Every advanced country has a bankruptcy law, but there is no equivalent framework for sovereign borrowers. That legal vacuum matters, because, as we now see in Greece and Puerto Rico, it can suck the life out of economies.
In September, the United Nations took a big step toward filling the void, approving a set of principles for sovereign-debt restructuring. The nine precepts – namely, a sovereign’s right to initiate a debt restructuring, sovereign immunity, equitable treatment of creditors, (super) majority restructuring, transparency, impartiality, legitimacy, sustainability, and good faith in negotiations – form the rudiments of an effective international rule of law.
Recent events underscore the enormous risks posed by the lack of a framework for sovereign debt restructuring. Puerto Rico’s debt crisis cannot be resolved. Notably, US courts invalidated the domestic bankruptcy law, ruling that because the island is, in effect, a US colony, its government had no authority to enact its own legislation.

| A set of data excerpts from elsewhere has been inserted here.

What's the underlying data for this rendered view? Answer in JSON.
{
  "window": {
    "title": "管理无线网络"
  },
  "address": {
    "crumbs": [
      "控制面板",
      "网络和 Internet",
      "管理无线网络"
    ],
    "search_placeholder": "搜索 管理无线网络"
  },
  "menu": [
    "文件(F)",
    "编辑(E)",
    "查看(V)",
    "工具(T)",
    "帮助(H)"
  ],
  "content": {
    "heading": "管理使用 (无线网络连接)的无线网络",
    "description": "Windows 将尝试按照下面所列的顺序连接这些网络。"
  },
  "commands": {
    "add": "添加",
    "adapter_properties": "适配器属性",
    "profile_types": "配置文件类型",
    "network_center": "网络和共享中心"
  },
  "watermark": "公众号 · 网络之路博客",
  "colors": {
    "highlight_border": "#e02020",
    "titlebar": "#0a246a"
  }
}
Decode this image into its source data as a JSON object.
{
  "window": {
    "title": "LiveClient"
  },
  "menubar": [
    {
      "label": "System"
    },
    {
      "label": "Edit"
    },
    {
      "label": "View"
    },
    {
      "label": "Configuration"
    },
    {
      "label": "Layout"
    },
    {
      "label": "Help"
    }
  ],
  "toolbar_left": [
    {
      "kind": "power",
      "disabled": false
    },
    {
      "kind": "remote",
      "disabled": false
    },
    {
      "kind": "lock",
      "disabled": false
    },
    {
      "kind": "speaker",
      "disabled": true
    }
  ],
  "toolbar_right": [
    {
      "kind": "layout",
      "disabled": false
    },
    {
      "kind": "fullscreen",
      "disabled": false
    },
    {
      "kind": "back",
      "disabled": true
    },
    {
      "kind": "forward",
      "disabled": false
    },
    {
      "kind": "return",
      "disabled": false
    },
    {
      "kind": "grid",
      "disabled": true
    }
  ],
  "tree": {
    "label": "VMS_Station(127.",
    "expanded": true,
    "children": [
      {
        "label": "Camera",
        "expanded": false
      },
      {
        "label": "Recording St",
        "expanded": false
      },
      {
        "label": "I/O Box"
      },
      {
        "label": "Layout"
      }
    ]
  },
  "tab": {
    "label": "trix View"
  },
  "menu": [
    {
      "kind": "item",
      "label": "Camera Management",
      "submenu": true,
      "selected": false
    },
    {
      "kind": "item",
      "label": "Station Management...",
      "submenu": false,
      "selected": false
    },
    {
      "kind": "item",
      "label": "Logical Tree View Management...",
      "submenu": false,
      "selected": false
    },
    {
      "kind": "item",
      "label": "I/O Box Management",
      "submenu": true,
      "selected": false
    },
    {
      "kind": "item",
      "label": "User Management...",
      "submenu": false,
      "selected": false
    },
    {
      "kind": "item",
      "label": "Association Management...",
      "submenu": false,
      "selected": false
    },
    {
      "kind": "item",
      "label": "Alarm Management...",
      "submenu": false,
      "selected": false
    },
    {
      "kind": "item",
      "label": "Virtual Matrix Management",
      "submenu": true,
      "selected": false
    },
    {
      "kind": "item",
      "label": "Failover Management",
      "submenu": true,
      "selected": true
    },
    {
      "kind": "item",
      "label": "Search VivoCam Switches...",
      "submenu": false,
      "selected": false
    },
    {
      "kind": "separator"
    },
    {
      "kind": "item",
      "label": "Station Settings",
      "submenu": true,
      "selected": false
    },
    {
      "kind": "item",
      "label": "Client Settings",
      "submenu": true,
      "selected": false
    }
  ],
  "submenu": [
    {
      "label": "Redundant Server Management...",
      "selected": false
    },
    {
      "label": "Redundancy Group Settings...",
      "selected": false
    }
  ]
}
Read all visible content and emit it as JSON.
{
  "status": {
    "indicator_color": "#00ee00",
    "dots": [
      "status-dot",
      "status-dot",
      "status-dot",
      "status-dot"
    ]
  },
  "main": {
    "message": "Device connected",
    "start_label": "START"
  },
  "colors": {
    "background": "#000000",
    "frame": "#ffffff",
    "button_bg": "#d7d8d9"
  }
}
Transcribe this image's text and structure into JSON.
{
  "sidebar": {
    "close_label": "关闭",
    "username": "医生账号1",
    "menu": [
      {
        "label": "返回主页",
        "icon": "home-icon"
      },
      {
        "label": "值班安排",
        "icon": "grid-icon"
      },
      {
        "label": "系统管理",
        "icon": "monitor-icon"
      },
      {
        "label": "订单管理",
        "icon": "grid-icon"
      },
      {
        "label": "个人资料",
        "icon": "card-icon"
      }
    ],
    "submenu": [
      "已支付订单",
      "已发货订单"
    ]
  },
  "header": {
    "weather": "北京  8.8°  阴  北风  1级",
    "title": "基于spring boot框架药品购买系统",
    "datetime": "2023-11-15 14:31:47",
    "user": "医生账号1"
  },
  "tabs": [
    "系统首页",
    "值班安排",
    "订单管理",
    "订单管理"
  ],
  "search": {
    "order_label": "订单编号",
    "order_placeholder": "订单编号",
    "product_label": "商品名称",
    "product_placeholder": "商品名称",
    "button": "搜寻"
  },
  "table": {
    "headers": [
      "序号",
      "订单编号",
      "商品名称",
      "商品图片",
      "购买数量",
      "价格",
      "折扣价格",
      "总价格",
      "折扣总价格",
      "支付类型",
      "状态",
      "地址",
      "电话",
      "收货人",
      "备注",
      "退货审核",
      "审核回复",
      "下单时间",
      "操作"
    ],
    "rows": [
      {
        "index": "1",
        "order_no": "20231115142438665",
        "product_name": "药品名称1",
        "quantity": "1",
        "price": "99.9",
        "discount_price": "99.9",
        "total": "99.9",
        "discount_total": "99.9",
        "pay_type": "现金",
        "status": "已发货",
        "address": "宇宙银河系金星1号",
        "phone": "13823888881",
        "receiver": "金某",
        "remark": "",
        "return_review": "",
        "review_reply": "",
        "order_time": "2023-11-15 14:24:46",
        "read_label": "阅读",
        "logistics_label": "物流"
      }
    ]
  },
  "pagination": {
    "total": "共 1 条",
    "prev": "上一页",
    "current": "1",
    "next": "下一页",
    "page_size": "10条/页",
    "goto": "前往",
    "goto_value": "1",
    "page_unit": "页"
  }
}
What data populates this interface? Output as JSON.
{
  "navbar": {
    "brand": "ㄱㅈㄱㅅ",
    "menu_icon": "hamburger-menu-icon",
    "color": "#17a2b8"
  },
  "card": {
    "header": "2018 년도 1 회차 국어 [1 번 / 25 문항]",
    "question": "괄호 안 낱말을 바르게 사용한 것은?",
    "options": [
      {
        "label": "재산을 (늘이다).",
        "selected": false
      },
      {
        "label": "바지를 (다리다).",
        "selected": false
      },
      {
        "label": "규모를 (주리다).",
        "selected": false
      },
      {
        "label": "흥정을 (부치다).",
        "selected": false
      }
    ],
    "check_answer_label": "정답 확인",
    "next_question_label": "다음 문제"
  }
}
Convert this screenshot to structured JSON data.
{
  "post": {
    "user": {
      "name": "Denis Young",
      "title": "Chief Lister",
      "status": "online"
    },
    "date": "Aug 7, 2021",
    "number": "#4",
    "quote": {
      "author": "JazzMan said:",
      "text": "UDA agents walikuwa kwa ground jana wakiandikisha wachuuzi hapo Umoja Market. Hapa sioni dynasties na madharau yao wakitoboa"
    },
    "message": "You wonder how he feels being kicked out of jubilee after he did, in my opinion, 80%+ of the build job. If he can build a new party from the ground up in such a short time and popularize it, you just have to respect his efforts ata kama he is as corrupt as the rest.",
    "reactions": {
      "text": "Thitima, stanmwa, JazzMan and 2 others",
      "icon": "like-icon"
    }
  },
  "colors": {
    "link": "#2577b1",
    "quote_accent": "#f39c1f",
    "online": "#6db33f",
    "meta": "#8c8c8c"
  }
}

In the case of Argentina, another US court allowed a small minority of so-called vulture funds to jeopardize a restructuring process to which 92.4% of the country’s creditors had agreed. Similarly, in Greece, the absence of an international legal framework was an important reason why its creditors – the troika of the European Commission, the European Central Bank, and the International Monetary Fund – could impose policies that inflicted enormous harm.